Munich physicists have discovered unique patterning phenomena in systems whose parts move actively. Despite identical initial conditions, two different states can coexist and dynamically interconvert. Their findings provide new insights into the variety of biological processes.
Bird flocks and bacterial suspensions, but also the dynamic filamentous protein systems that make up the cytoskeleton of eukaryotic cells, have something in common. From the physicist’s point of view, these are all examples of active matter, i.e. systems whose components are capable of converting chemical energy into active motion.
How these components self-organize into functional assemblies is one of the central problems in cell biology. Investigating an active model system a team led by professor Andreas Bausch, Technical University of Munich (TUM) and professor Erwin Frey, Ludwig-Maximilians-Universität (LMU), discovered unique patterning phenomena.

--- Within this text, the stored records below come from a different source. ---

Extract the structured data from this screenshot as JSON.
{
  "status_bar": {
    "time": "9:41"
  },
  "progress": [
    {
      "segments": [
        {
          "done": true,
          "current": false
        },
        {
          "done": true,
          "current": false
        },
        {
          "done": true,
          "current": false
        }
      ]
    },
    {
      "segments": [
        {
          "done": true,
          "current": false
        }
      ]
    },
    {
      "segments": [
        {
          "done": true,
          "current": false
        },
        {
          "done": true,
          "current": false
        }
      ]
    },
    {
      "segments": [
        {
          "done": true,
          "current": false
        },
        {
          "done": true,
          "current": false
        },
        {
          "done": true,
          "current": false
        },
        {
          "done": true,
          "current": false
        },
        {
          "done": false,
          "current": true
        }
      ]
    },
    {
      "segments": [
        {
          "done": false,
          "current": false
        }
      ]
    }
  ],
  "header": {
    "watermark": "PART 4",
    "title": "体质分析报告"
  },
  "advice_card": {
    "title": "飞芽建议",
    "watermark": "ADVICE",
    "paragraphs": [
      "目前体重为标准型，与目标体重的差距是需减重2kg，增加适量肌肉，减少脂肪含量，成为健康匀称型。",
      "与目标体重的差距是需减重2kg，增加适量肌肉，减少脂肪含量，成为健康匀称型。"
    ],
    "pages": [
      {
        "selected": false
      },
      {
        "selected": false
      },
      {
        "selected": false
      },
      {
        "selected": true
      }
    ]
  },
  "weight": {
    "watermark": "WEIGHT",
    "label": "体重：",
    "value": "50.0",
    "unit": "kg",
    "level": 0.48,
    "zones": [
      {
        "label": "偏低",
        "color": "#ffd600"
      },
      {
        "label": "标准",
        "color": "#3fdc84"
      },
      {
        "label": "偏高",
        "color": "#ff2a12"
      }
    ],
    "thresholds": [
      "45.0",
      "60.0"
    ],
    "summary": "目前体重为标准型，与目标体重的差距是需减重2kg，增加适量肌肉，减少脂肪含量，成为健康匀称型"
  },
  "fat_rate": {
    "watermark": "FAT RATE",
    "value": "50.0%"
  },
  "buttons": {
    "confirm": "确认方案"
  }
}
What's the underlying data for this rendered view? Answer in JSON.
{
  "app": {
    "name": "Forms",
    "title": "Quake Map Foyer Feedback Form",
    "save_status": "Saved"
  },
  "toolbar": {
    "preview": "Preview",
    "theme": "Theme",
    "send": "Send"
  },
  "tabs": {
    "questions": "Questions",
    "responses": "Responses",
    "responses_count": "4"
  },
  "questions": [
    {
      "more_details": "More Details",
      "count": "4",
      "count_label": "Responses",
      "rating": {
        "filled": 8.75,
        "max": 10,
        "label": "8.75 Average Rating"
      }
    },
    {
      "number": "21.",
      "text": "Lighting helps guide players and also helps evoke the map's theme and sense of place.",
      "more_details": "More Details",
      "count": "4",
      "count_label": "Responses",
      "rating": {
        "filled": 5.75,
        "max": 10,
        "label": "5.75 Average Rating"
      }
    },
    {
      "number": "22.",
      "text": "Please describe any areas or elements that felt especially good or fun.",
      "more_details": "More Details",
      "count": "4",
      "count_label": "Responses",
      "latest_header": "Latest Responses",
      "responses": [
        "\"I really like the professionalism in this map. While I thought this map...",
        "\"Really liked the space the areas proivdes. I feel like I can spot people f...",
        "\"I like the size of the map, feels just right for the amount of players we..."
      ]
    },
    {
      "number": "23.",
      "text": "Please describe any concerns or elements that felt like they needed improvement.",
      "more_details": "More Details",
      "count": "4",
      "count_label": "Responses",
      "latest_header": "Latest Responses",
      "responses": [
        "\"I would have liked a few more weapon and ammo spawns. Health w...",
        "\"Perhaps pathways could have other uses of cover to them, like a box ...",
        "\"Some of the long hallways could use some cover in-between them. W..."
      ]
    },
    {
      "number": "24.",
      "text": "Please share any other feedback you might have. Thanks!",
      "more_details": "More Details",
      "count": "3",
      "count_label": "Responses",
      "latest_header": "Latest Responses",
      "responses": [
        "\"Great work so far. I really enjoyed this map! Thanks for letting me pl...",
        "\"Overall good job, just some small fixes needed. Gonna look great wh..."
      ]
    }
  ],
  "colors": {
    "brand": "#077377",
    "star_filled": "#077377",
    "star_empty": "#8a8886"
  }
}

First of all, the researchers found that distinct patterns can emerge under the same starting conditions and, furthermore, these ordered states can dynamically coexist with one another. Secondly, subtle fluctuations on the microscopic level do not die away. Instead they can have significant consequences for the whole system at the macroscopic level.
The “flying carpet”
The scientists used a standard motility assay as their model. In this system, myosin motor proteins are attached to a substrate to form a kind of carpet. Then a solution containing filamentous polymers of the protein actin in added. In the presence of a chemical energy source (ATP), the filaments bind to the motor proteins and are actively transported within the array.
“Under standard conditions, the actin filaments move in wave-like clusters,” says Lorenz Huber, a doctoral student in Frey’s group and, together with Ryo Suzuki and Timo Krüger, joint first author of the paper.
Small change, big effect
Experiments performed in Bausch‘s laboratory showed, however, that minor alterations in the interactions between the proteins have an unexpected effect on this pattern. Addition of a small amount of the organic polymer polyethylene glycol to the system effectively reduces the volume available to the actin filaments. Under these conditions, not only the frequency, but also the type of interactions observed changes markedly, and the advancing wave fronts are transformed into thread-like forms that grow in length, rather like ant trails.
This demonstrates that even minor, local modifications can drastically alter the behavior of the system at the macroscopic level. “Normally, one assumes that the tiny details become insignificant at larger scales – but here, small differences are progressively amplified and have an ever-larger impact as one increases the scale of the system,” says Bausch.
The researchers went on to develop a theoretical model that captures the motions of the filaments and reproduces the experimental observations. Simulations based on this model also revealed a region of parameter space in which both wave-like structures and ant-trails emerge simultaneously – and can stably coexist with each other.
“This emergence of bistability indicates that we have identified a new phase of matter,” says Frey. In further laboratory experiments, the team was in fact able to generate both states of organization at once. The polarized waves wash over the ant-trails and virtually wipe them out, leaving behind a kind of moraine, which serves to seed the formation of a new ant-trail. So the system exhibits a dynamic interaction between the two types of pattern.
These findings indicate that active matter systems have a unique capacity to give rise to different sorts of dynamic patterns under identical starting conditions. According to the study’s authors, this insight has profound implications for various fields of research, and could lead to new ways of understanding biological processes.
L. Huber, R. Suzuki, T. Krüger, E. Frey, and A.R. Bausch
Emergence of coexisting ordered states in active matter systems
Science, 28 Jun 2018, eaao5434 – DOI: 10.1126/science.aao5434
The work was funded by the European Research Council (Advanced Grant SelfOrg) and the German Research Foundation (DFG) via the SFB 863 and the Cluster of Excellence Nanosystems Initiative Munich (NIM).